Light never actually gets any slower unless it is passing through a material that holds it back in some way. To give you an idea of just how slow we are, the fastest a human has ever traveled is only 0.0037% the speed of light, and that’s in a launching spacecraft. In a phenomenon known as time dilation, time would slow down for humans (theoretically) moving at the speed of light. For any of us to move at the speed of light is impossible because it would require an infinite amount of energy.
You yourself won’t experience time dilation by playing Kortemeyer’s game, but the character you are playing as will, and you see through their eyes. The thing is that you probably won’t notice it. A screen pops up at the end to tell you how much less time has passed than you might think.

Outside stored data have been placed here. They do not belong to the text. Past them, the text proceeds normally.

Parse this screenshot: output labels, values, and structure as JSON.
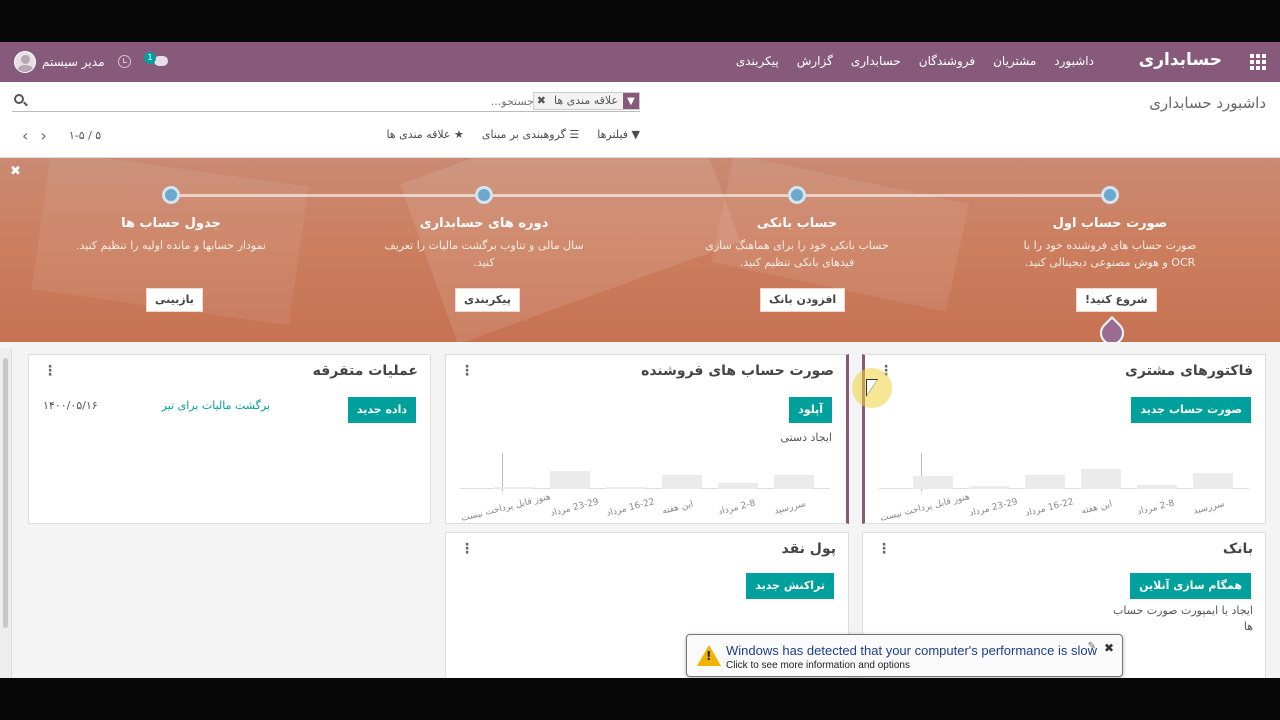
{
  "navbar": {
    "brand": "حسابداری",
    "menu": [
      "داشبورد",
      "مشتریان",
      "فروشندگان",
      "حسابداری",
      "گزارش",
      "پیکربندی"
    ],
    "user_name": "مدیر سیستم",
    "chat_badge": "1"
  },
  "control_panel": {
    "page_title": "داشبورد حسابداری",
    "search_placeholder": "جستجو...",
    "facet_value": "علاقه مندی ها",
    "filters_label": "فیلترها",
    "groupby_label": "گروهبندی بر مبنای",
    "favorites_label": "علاقه مندی ها",
    "pager_value": "۱-۵ / ۵"
  },
  "onboarding": {
    "steps": [
      {
        "title": "صورت حساب اول",
        "desc": "صورت حساب های فروشنده خود را با OCR و هوش مصنوعی دیجیتالی کنید.",
        "button": "شروع کنید!"
      },
      {
        "title": "حساب بانکی",
        "desc": "حساب بانکی خود را برای هماهنگ سازی فیدهای بانکی تنظیم کنید.",
        "button": "افزودن بانک"
      },
      {
        "title": "دوره های حسابداری",
        "desc": "سال مالی و تناوب برگشت مالیات را تعریف کنید.",
        "button": "پیکربندی"
      },
      {
        "title": "جدول حساب ها",
        "desc": "نمودار حسابها و مانده اولیه را تنظیم کنید.",
        "button": "بازبینی"
      }
    ]
  },
  "cards": {
    "customer_invoices": {
      "title": "فاکتورهای مشتری",
      "button": "صورت حساب جدید",
      "chart_labels": [
        "سررسید",
        "2-8 مرداد",
        "این هفته",
        "16-22 مرداد",
        "23-29 مرداد",
        "هنوز قابل پرداخت نیست"
      ],
      "chart_values": [
        0.45,
        0.12,
        0.55,
        0.4,
        0.08,
        0.35
      ]
    },
    "vendor_bills": {
      "title": "صورت حساب های فروشنده",
      "button": "آپلود",
      "manual_label": "ایجاد دستی",
      "chart_labels": [
        "سررسید",
        "2-8 مرداد",
        "این هفته",
        "16-22 مرداد",
        "23-29 مرداد",
        "هنوز قابل پرداخت نیست"
      ],
      "chart_values": [
        0.38,
        0.18,
        0.4,
        0.03,
        0.5,
        0.04
      ]
    },
    "misc": {
      "title": "عملیات متفرقه",
      "button": "داده جدید",
      "link": "برگشت مالیات برای تیر",
      "date": "۱۴۰۰/۰۵/۱۶"
    },
    "bank": {
      "title": "بانک",
      "button": "همگام سازی آنلاین",
      "sub": "ایجاد یا ایمپورت صورت حساب ها"
    },
    "cash": {
      "title": "پول نقد",
      "button": "تراکنش جدید"
    }
  },
  "toast": {
    "title": "Windows has detected that your computer's performance is slow",
    "sub": "Click to see more information and options"
  }
}
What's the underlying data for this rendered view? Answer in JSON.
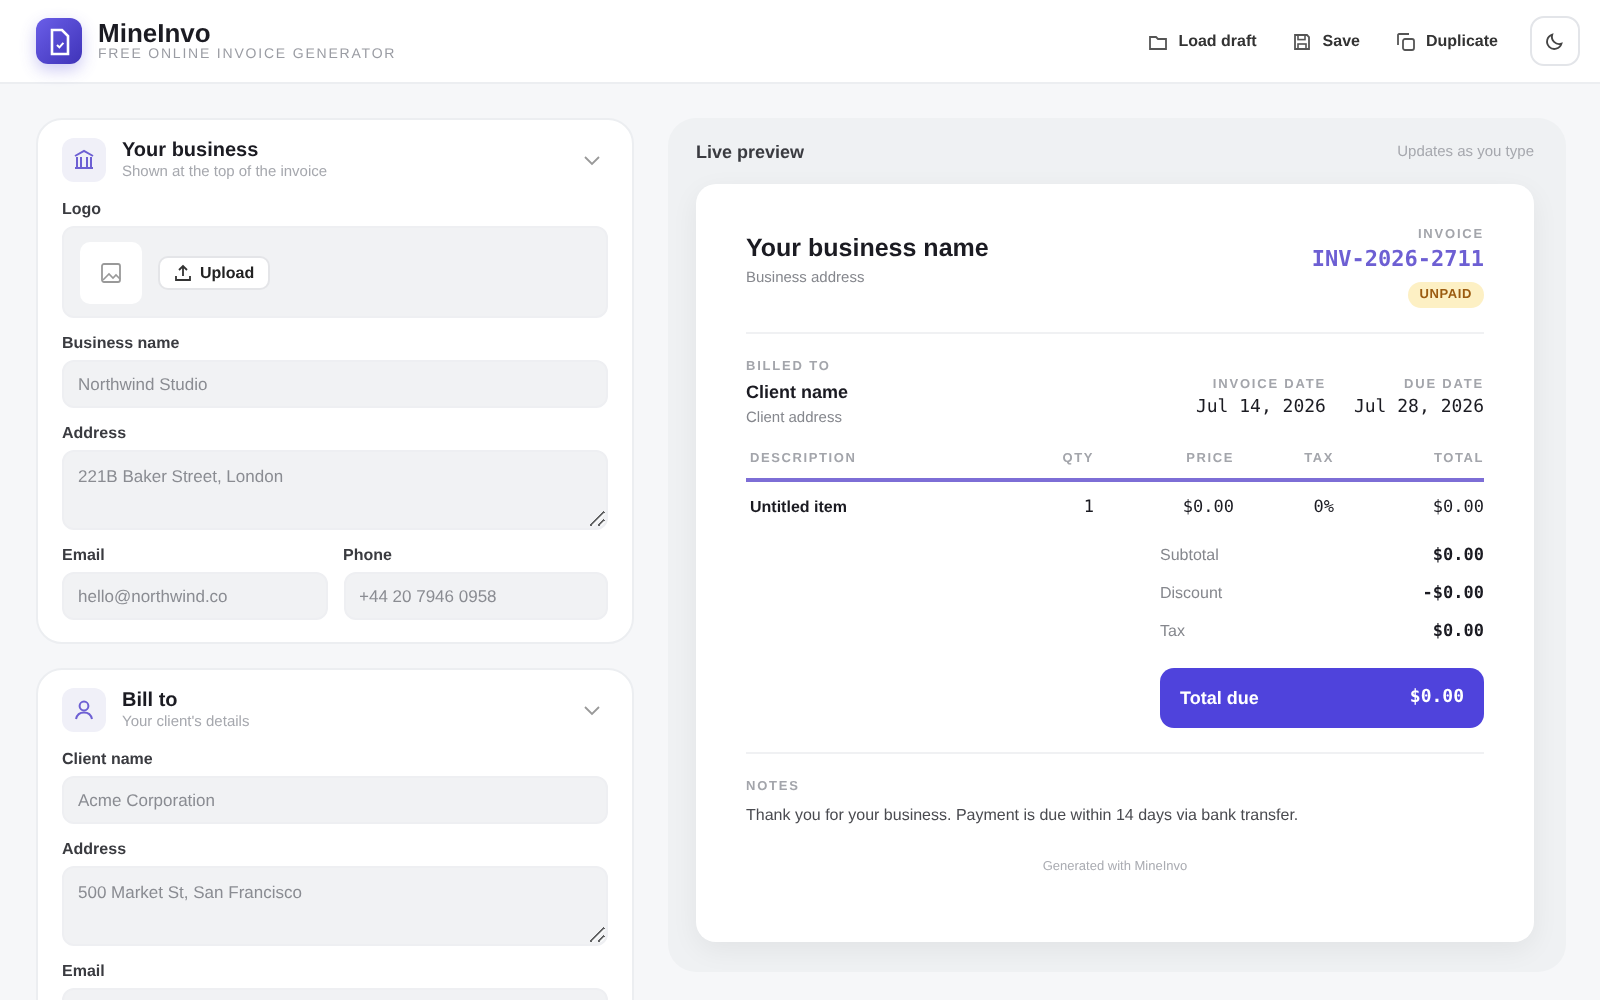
{
  "header": {
    "app_name": "MineInvo",
    "tagline": "FREE ONLINE INVOICE GENERATOR",
    "actions": [
      {
        "label": "Load draft",
        "kind": "load"
      },
      {
        "label": "Save",
        "kind": "save"
      },
      {
        "label": "Duplicate",
        "kind": "duplicate"
      }
    ]
  },
  "form_sections": [
    {
      "title": "Your business",
      "subtitle": "Shown at the top of the invoice",
      "kind": "business",
      "fields": [
        {
          "kind": "logo",
          "label": "Logo",
          "button": "Upload"
        },
        {
          "kind": "text",
          "label": "Business name",
          "placeholder": "Northwind Studio"
        },
        {
          "kind": "textarea",
          "label": "Address",
          "placeholder": "221B Baker Street, London"
        },
        {
          "kind": "pair",
          "fields": [
            {
              "label": "Email",
              "placeholder": "hello@northwind.co"
            },
            {
              "label": "Phone",
              "placeholder": "+44 20 7946 0958"
            }
          ]
        }
      ]
    },
    {
      "title": "Bill to",
      "subtitle": "Your client's details",
      "kind": "client",
      "fields": [
        {
          "kind": "text",
          "label": "Client name",
          "placeholder": "Acme Corporation"
        },
        {
          "kind": "textarea",
          "label": "Address",
          "placeholder": "500 Market St, San Francisco"
        },
        {
          "kind": "text",
          "label": "Email"
        }
      ]
    }
  ],
  "preview": {
    "title": "Live preview",
    "hint": "Updates as you type",
    "invoice": {
      "business_name": "Your business name",
      "business_address": "Business address",
      "invoice_label": "INVOICE",
      "invoice_number": "INV-2026-2711",
      "status": "UNPAID",
      "billed_to_label": "BILLED TO",
      "client_name": "Client name",
      "client_address": "Client address",
      "dates": [
        {
          "label": "INVOICE DATE",
          "value": "Jul 14, 2026"
        },
        {
          "label": "DUE DATE",
          "value": "Jul 28, 2026"
        }
      ],
      "columns": [
        "DESCRIPTION",
        "QTY",
        "PRICE",
        "TAX",
        "TOTAL"
      ],
      "rows": [
        [
          "Untitled item",
          "1",
          "$0.00",
          "0%",
          "$0.00"
        ]
      ],
      "totals": [
        {
          "label": "Subtotal",
          "value": "$0.00"
        },
        {
          "label": "Discount",
          "value": "-$0.00"
        },
        {
          "label": "Tax",
          "value": "$0.00"
        }
      ],
      "total_due": {
        "label": "Total due",
        "value": "$0.00"
      },
      "notes_label": "NOTES",
      "notes": "Thank you for your business. Payment is due within 14 days via bank transfer.",
      "footer": "Generated with MineInvo"
    }
  }
}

But why are things moving toward you at the speed of light shorter but then start to appear longer? Light traveling from the back of an object takes longer to reach you than that coming from the front of the same object, just like light from distant galaxies takes more time to reach Earth than those right in front of us. Meaning, if an object is moving toward you, you’re seeing the back of the object as it was slightly further in the past than the front. You will always see the back of the object further in the past than the front. The effect this has is called runtime effect.

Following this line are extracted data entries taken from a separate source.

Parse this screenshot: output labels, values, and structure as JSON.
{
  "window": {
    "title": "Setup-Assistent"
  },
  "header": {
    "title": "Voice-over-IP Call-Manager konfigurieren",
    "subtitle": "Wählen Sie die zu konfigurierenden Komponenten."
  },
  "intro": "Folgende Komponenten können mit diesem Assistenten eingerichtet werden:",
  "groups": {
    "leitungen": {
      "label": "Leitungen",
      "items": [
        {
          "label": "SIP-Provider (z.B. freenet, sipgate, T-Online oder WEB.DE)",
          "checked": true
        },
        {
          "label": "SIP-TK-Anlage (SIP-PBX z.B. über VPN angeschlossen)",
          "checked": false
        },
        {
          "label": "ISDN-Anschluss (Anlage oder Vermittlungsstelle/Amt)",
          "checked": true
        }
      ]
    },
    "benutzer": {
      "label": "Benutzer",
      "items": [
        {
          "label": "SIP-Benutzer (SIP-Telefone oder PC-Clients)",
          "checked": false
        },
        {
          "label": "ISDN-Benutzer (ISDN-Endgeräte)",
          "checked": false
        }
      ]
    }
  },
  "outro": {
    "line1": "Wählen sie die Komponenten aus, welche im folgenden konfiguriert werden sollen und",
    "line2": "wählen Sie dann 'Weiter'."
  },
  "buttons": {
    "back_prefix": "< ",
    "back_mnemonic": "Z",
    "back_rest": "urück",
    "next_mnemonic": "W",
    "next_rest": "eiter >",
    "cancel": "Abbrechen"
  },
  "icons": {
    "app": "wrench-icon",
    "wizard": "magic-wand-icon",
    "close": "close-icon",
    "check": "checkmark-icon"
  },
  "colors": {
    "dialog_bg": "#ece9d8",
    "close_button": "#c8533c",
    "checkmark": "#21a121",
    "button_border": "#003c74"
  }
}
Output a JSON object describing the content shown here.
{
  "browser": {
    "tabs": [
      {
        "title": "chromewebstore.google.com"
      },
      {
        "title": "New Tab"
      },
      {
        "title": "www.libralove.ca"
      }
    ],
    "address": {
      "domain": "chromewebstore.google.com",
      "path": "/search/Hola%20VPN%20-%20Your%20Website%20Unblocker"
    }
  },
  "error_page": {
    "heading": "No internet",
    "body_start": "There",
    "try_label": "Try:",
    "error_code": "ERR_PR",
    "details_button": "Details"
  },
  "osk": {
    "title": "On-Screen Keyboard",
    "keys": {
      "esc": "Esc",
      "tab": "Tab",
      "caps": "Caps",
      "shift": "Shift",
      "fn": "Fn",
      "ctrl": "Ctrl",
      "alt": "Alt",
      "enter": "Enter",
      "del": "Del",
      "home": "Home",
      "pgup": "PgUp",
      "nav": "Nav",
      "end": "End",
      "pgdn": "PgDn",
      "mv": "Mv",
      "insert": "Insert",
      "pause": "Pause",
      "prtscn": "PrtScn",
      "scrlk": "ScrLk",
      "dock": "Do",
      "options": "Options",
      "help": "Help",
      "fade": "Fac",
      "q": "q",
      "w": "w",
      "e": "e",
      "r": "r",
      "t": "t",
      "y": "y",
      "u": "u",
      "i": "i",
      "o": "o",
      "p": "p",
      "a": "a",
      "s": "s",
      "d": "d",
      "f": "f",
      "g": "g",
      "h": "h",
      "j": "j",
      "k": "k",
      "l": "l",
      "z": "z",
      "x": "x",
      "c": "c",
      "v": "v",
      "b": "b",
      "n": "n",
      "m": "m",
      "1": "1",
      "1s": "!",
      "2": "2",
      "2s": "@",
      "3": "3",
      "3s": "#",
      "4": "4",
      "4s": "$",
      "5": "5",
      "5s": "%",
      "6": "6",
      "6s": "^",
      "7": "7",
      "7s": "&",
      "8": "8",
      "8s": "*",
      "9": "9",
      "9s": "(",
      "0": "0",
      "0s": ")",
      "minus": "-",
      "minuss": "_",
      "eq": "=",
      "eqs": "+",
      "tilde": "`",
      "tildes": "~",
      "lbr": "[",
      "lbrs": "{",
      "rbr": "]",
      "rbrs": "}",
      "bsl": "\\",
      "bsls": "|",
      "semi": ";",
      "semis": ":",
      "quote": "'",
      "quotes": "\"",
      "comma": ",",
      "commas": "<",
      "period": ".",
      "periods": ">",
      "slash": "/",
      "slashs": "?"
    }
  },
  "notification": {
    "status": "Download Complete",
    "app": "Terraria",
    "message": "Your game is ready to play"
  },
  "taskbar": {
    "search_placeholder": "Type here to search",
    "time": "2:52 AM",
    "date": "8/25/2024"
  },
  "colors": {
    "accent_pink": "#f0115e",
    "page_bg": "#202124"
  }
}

“Putting that together, you see the back of the object when it was still further away than the front, which makes the object appear longer,” Kortemeyer said. “Relativity and runtime effect partly cancel out each other for what you see, but runtime effect ‘wins’.”
More special effects happen because of special relativity. When the motion of your character in the game is close to the speed of light, you can perceive the relativistic Doppler effect. Light and sound are forms of energy that move in waves. If light is traveling between two objects, and at least one is moving, the wavelength seems to change, such as a headlights growing brighter. That is the searchlight effect. As your character moves towards photons, or particles of light, they move into more photons as they approach a source of light, so it brightens onscreen.
“It’s the same as running in the rain,” said Kortemeyer. “When you run in the rain, your front gets wetter than your back, since you pick up more raindrops as you run into them. Same with photons.”
Einstein probably would have probably been entertained by this game for hours. So much for video games frying or melting or otherwise destroying your brain.